One of my ongoing dream projects is to do some research exploring possible links between the generation who lived through punk in the 1970s, with its apparent ideal of radical change, and the way radical business change has become a kind of ideology in business in the 00s: the seduction of being the changemaker, the Strummer or Rotten in your own boardroom.

Because change is seductive – and because I’m a pop fan – I have a strange fascination with the travails of Guy Hands, EMI owner and venture capitalist who is shaking up the UK music giant: his latest scheme being to take power away from A&R and “back to the suits” – that link takes you to the Guardian coverage, which gets the outraged reaction of Richard Ashcroft’s manager. Other papers take a more sympathetic tone, and it turns out that the power being removed from the A&R men isn’t the power to recommend or sign artists but to determine marketing budgets – which seems a bit more reasonable.

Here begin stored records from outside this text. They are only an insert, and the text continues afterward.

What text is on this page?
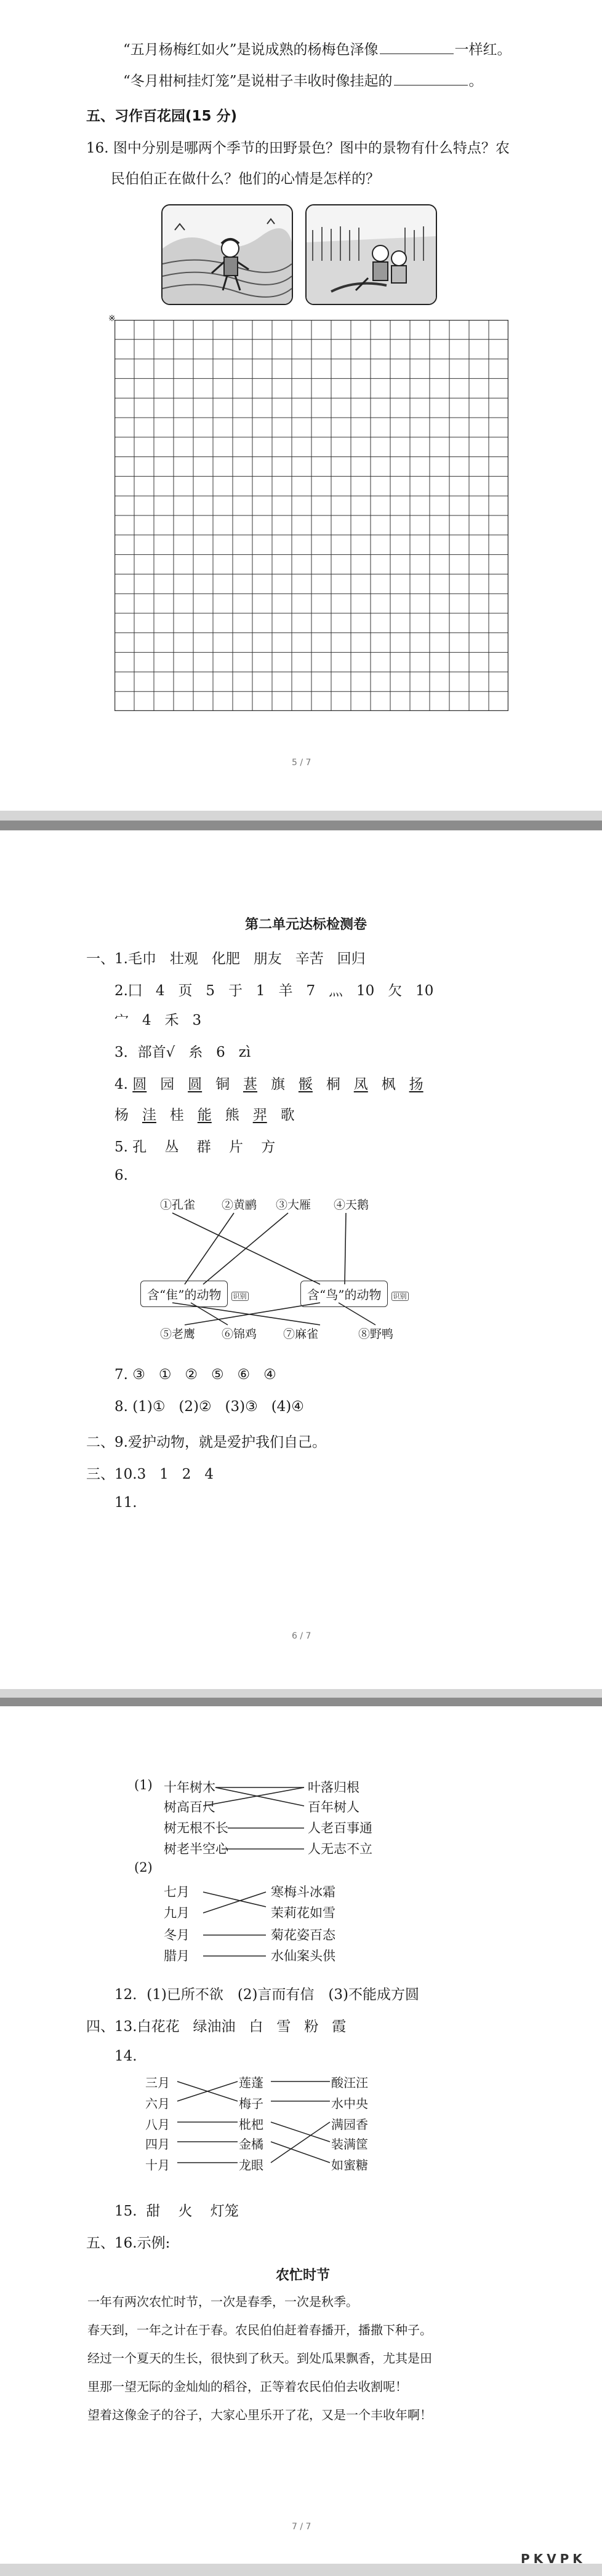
“五月杨梅红如火”是说成熟的杨梅色泽像	一样红。
“冬月柑柯挂灯笼”是说柑子丰收时像挂起的	。
五、习作百花园(15 分)
16. 图中分别是哪两个季节的田野景色？图中的景物有什么特点？农
民伯伯正在做什么？他们的心情是怎样的？
※
5 / 7
第二单元达标检测卷
一、1.毛巾 壮观 化肥 朋友 辛苦 回归
2.囗 4 页 5 于 1 羊 7 灬 10 欠 10
宀 4 禾 3
3．部首√ 糸 6 zì
4. 圆 园 圆 铜 葚 旗 骽 桐 凤 枫 扬
杨 洼 桂 能 熊 羿 歌
5. 孔 丛 群 片 方
6.
①孔雀 ②黄鹂 ③大雁 ④天鹅
含“隹”的动物 识别	含“鸟”的动物 识别
⑤老鹰 ⑥锦鸡 ⑦麻雀	⑧野鸭
7. ③ ① ② ⑤ ⑥ ④
8. (1)① (2)② (3)③ (4)④
二、9.爱护动物，就是爱护我们自己。
三、10.3 1 2 4
11.
6 / 7
(1) 十年树木
树高百尺
树无根不长
树老半空心
叶落归根
百年树人
人老百事通
人无志不立
(2)
七月
九月
冬月
腊月
寒梅斗冰霜
茉莉花如雪
菊花姿百态
水仙案头供
12．(1)已所不欲　(2)言而有信　(3)不能成方圆
四、13.白花花 绿油油 白 雪 粉 霞
14.
三月
六月
八月
四月
十月
莲蓬
梅子
枇杷
金橘
龙眼
酸汪汪
水中央
满园香
装满筐
如蜜糖
15. 甜 火 灯笼
五、16.示例:
农忙时节
一年有两次农忙时节，一次是春季，一次是秋季。
春天到，一年之计在于春。农民伯伯赶着春播开，播撒下种子。
经过一个夏天的生长，很快到了秋天。到处瓜果飘香，尤其是田
里那一望无际的金灿灿的稻谷，正等着农民伯伯去收割呢！
望着这像金子的谷子，大家心里乐开了花，又是一个丰收年啊！
7 / 7
PKVPK
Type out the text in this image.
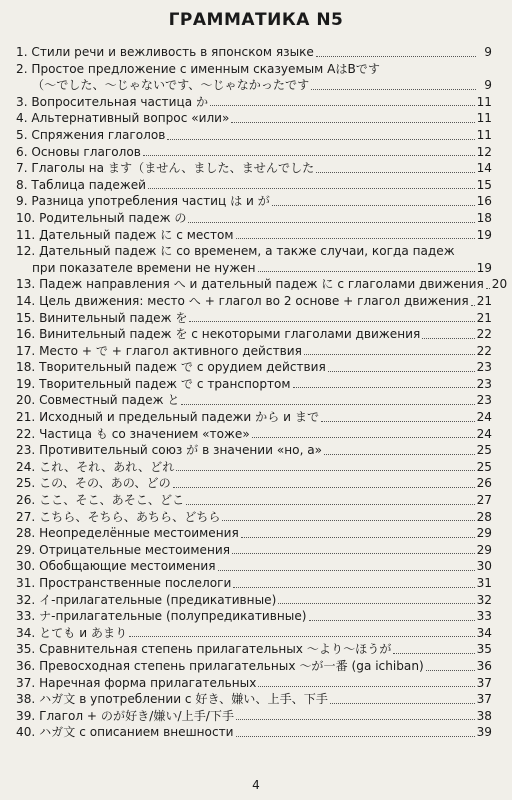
ГРАММАТИКА N5
1. Стили речи и вежливость в японском языке	9
2. Простое предложение с именным сказуемым AはBです
（～でした、～じゃないです、～じゃなかったです	9
3. Вопросительная частица か	11
4. Альтернативный вопрос «или»	11
5. Спряжения глаголов	11
6. Основы глаголов	12
7. Глаголы на ます（ません、ました、ませんでした	14
8. Таблица падежей	15
9. Разница употребления частиц は и が	16
10. Родительный падеж の	18
11. Дательный падеж に с местом	19
12. Дательный падеж に со временем, а также случаи, когда падеж
при показателе времени не нужен	19
13. Падеж направления へ и дательный падеж に с глаголами движения 20
14. Цель движения: место へ + глагол во 2 основе + глагол движения 21
15. Винительный падеж を	21
16. Винительный падеж を с некоторыми глаголами движения	22
17. Место + で + глагол активного действия	22
18. Творительный падеж で с орудием действия	23
19. Творительный падеж で с транспортом	23
20. Совместный падеж と	23
21. Исходный и предельный падежи から и まで	24
22. Частица も со значением «тоже»	24
23. Противительный союз が в значении «но, а»	25
24. これ、それ、あれ、どれ	25
25. この、その、あの、どの	26
26. ここ、そこ、あそこ、どこ	27
27. こちら、そちら、あちら、どちら	28
28. Неопределённые местоимения	29
29. Отрицательные местоимения	29
30. Обобщающие местоимения	30
31. Пространственные послелоги	31
32. イ-прилагательные (предикативные)	32
33. ナ-прилагательные (полупредикативные)	33
34. とても и あまり	34
35. Сравнительная степень прилагательных ～より～ほうが	35
36. Превосходная степень прилагательных ～が一番 (ga ichiban)	36
37. Наречная форма прилагательных	37
38. ハガ文 в употреблении с 好き、嫌い、上手、下手	37
39. Глагол + のが好き/嫌い/上手/下手	38
40. ハガ文 с описанием внешности	39
4
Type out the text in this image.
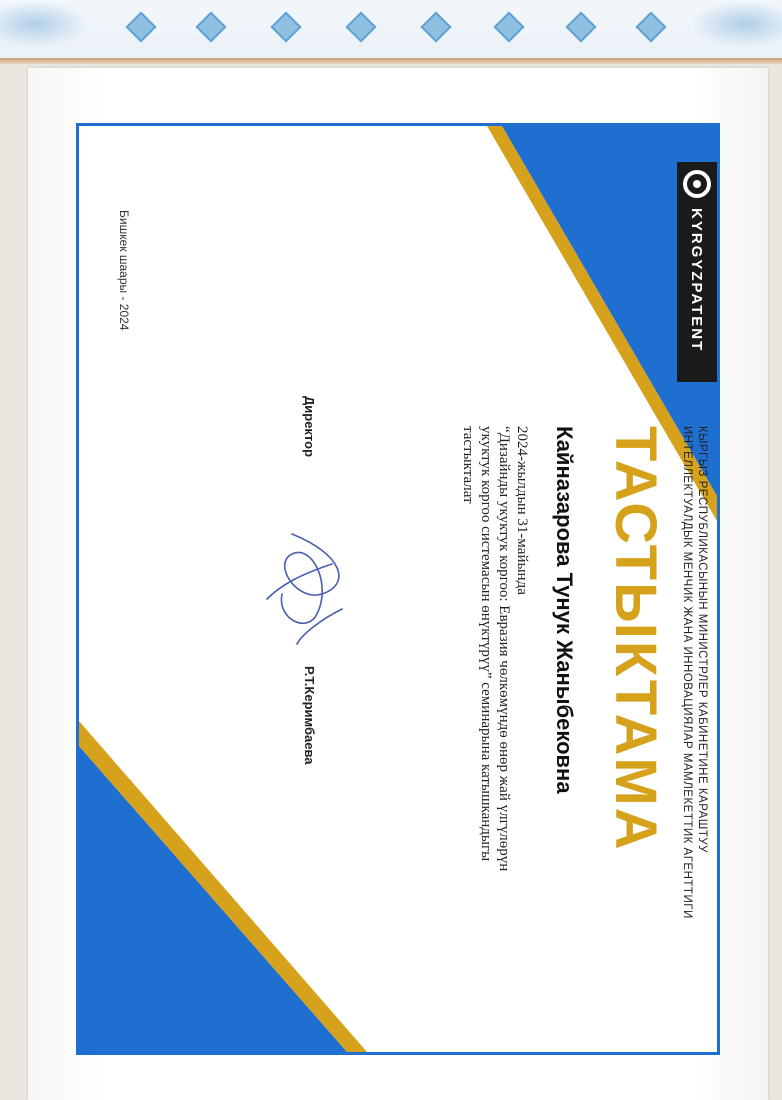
KYRGYZPATENT
КЫРГЫЗ РЕСПУБЛИКАСЫНЫН МИНИСТРЛЕР КАБИНЕТИНЕ КАРАШТУУ
ИНТЕЛЛЕКТУАЛДЫК МЕНЧИК ЖАНА ИННОВАЦИЯЛАР МАМЛЕКЕТТИК АГЕНТТИГИ
ТАСТЫКТАМА
Кайназарова Тунук Жаныбековна
2024-жылдын 31-майында
“Дизайнды укуктук коргоо: Евразия чөлкөмүндө өнөр жай үлгүлөрүн
укуктук коргоо системасын өнүктүрүү” семинарына катышкандыгы
тастыкталат
Директор
Р.Т.Керимбаева
Бишкек шаары - 2024
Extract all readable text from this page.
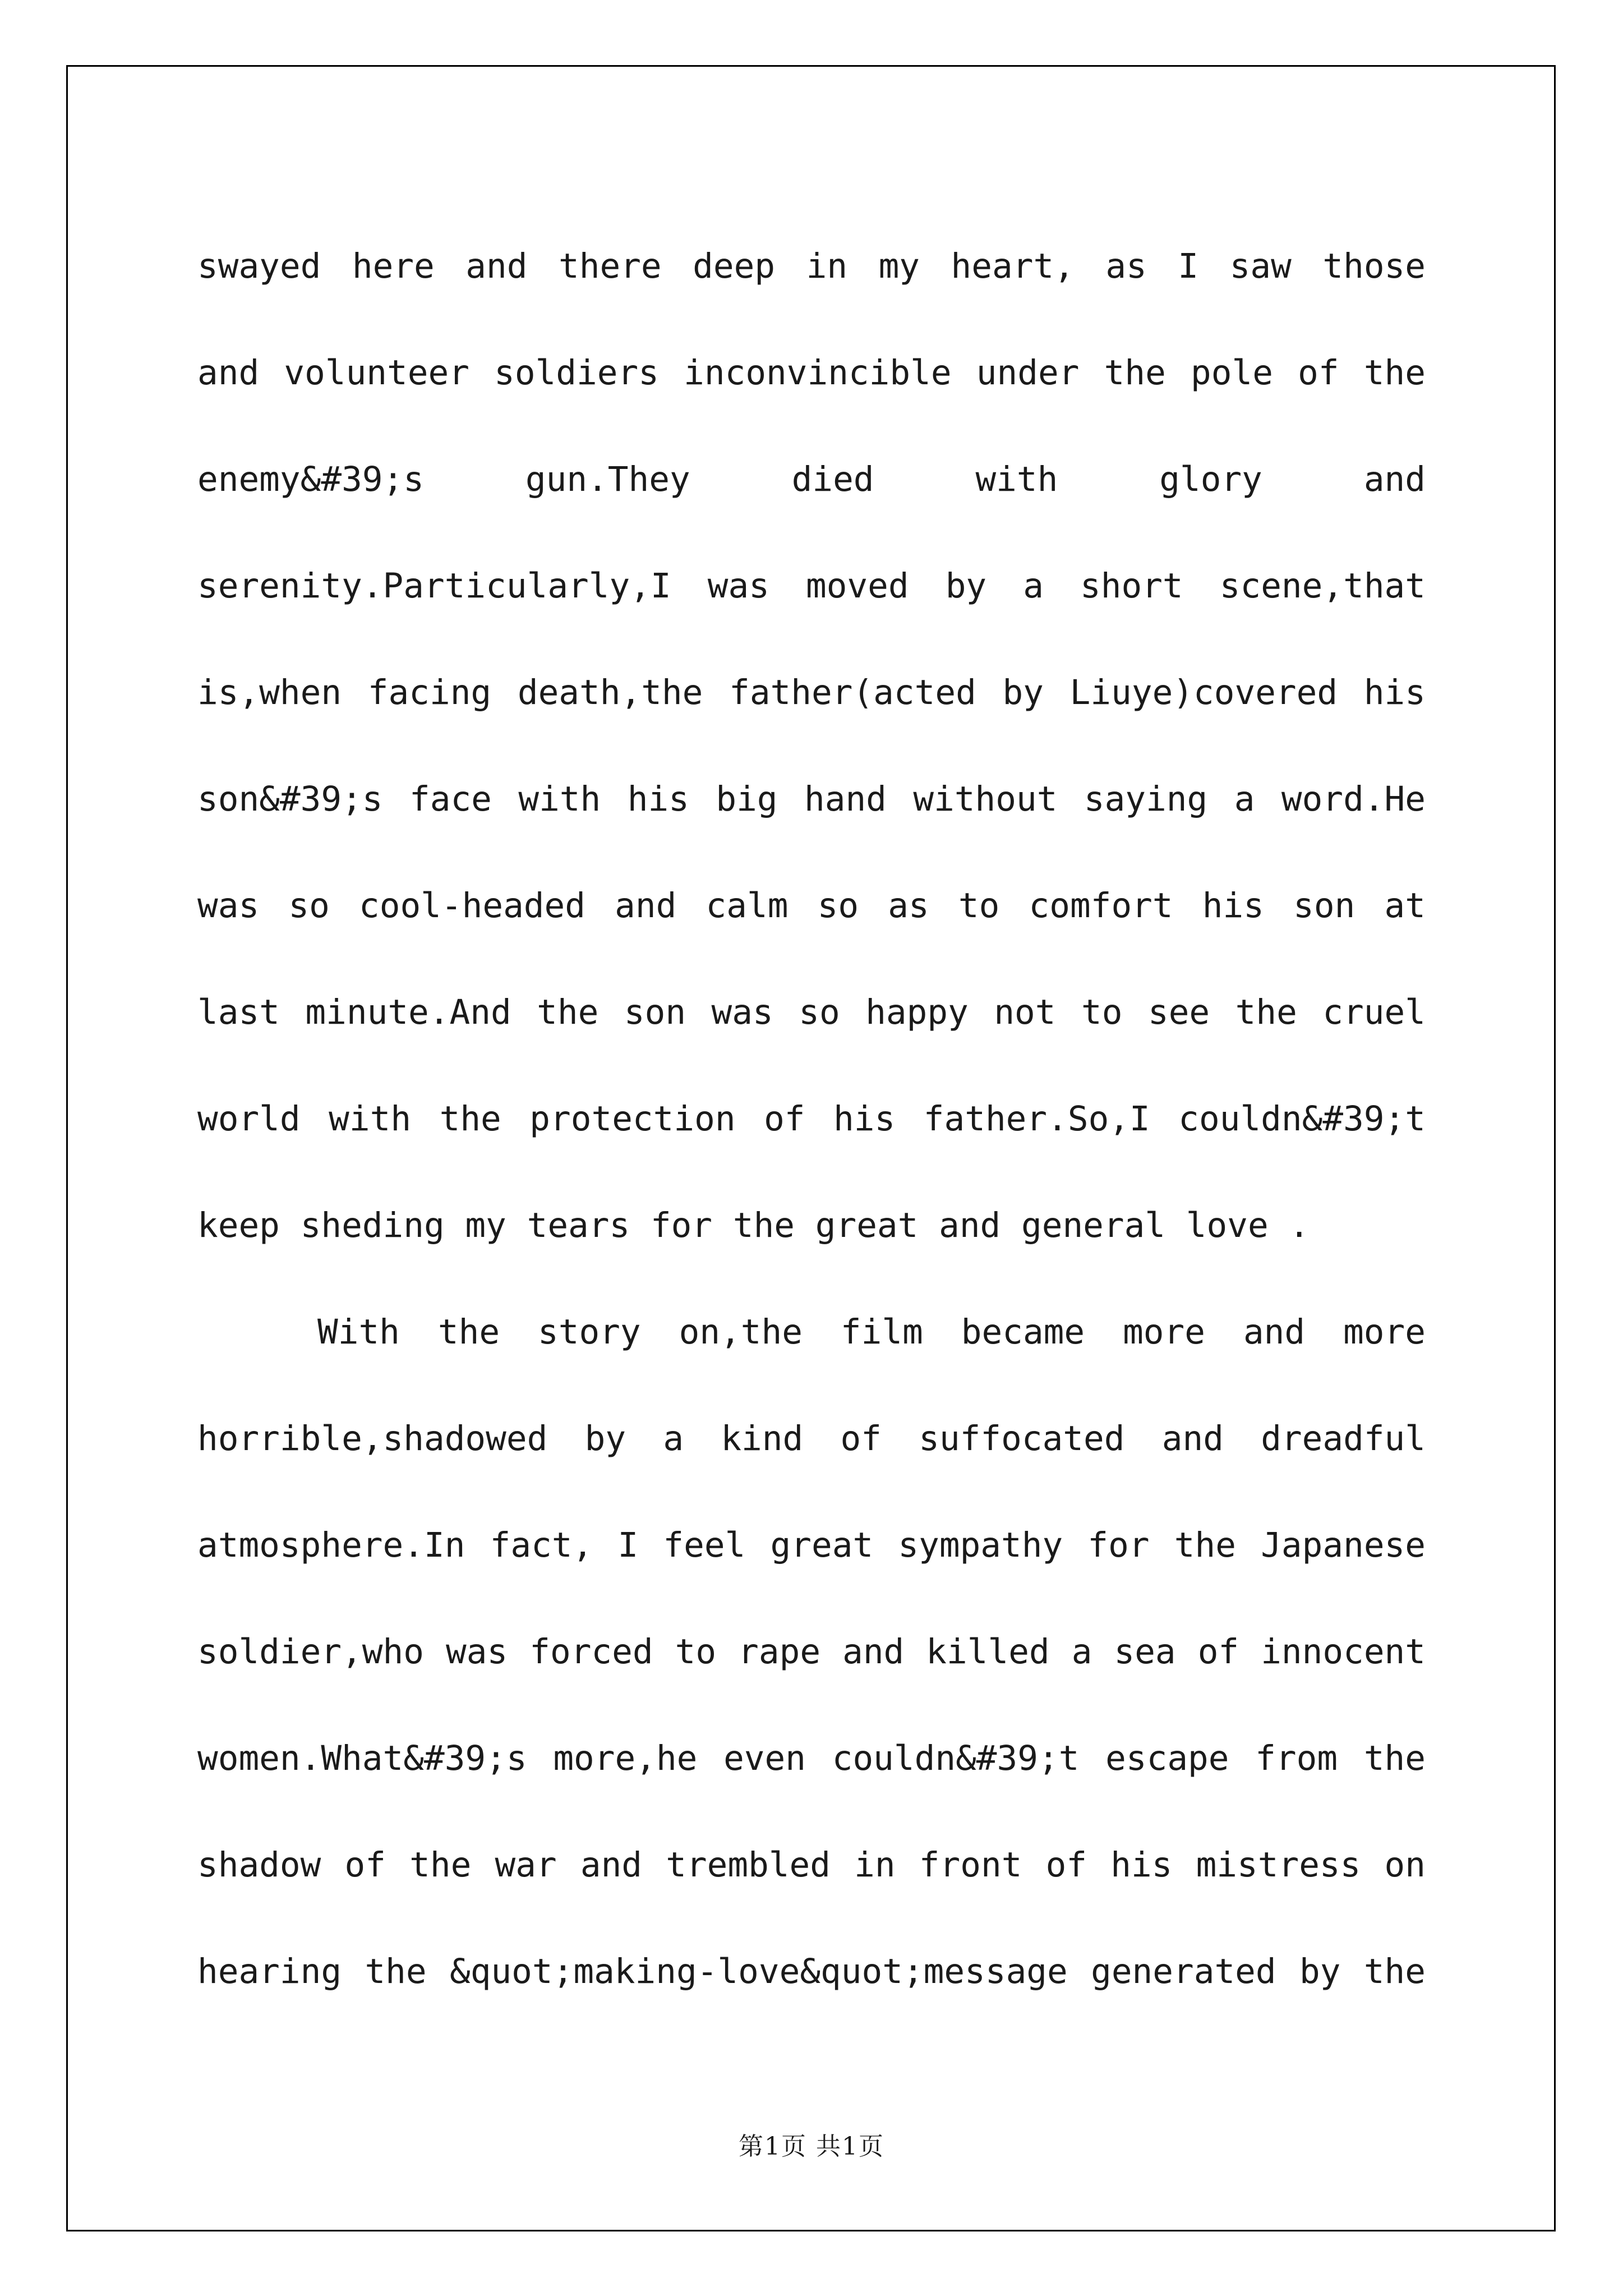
swayed here and there deep in my heart, as I saw those
and volunteer soldiers inconvincible under the pole of the
enemy&#39;s gun.They died with glory and
serenity.Particularly,I was moved by a short scene,that
is,when facing death,the father(acted by Liuye)covered his
son&#39;s face with his big hand without saying a word.He
was so cool-headed and calm so as to comfort his son at
last minute.And the son was so happy not to see the cruel
world with the protection of his father.So,I couldn&#39;t
keep sheding my tears for the great and general love .
With the story on,the film became more and more
horrible,shadowed by a kind of suffocated and dreadful
atmosphere.In fact, I feel great sympathy for the Japanese
soldier,who was forced to rape and killed a sea of innocent
women.What&#39;s more,he even couldn&#39;t escape from the
shadow of the war and trembled in front of his mistress on
hearing the &quot;making-love&quot;message generated by the
第1页 共1页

As a “boss bashes marketers” story this isn’t anything new – what’s interesting to me about the Hands revolution at EMI is the way it suggests changes in the stressed relationship between business and ‘cool’ in a rapidly shrinking music industry. Both sides are painting themselves as radical and the other as conservative – the A&R men accusing “the suits” of going backwards, Hands insistent that EMI’s business practises belong to a lost era. One subtext of Hands’ comments and actions is that credibility is now a nice-to-have, rather than a need-to-have element of selling music. If so, then it’s not just the A&R men’s ways of doing business that are entrenched, but possibly their entire aesthetic and value system.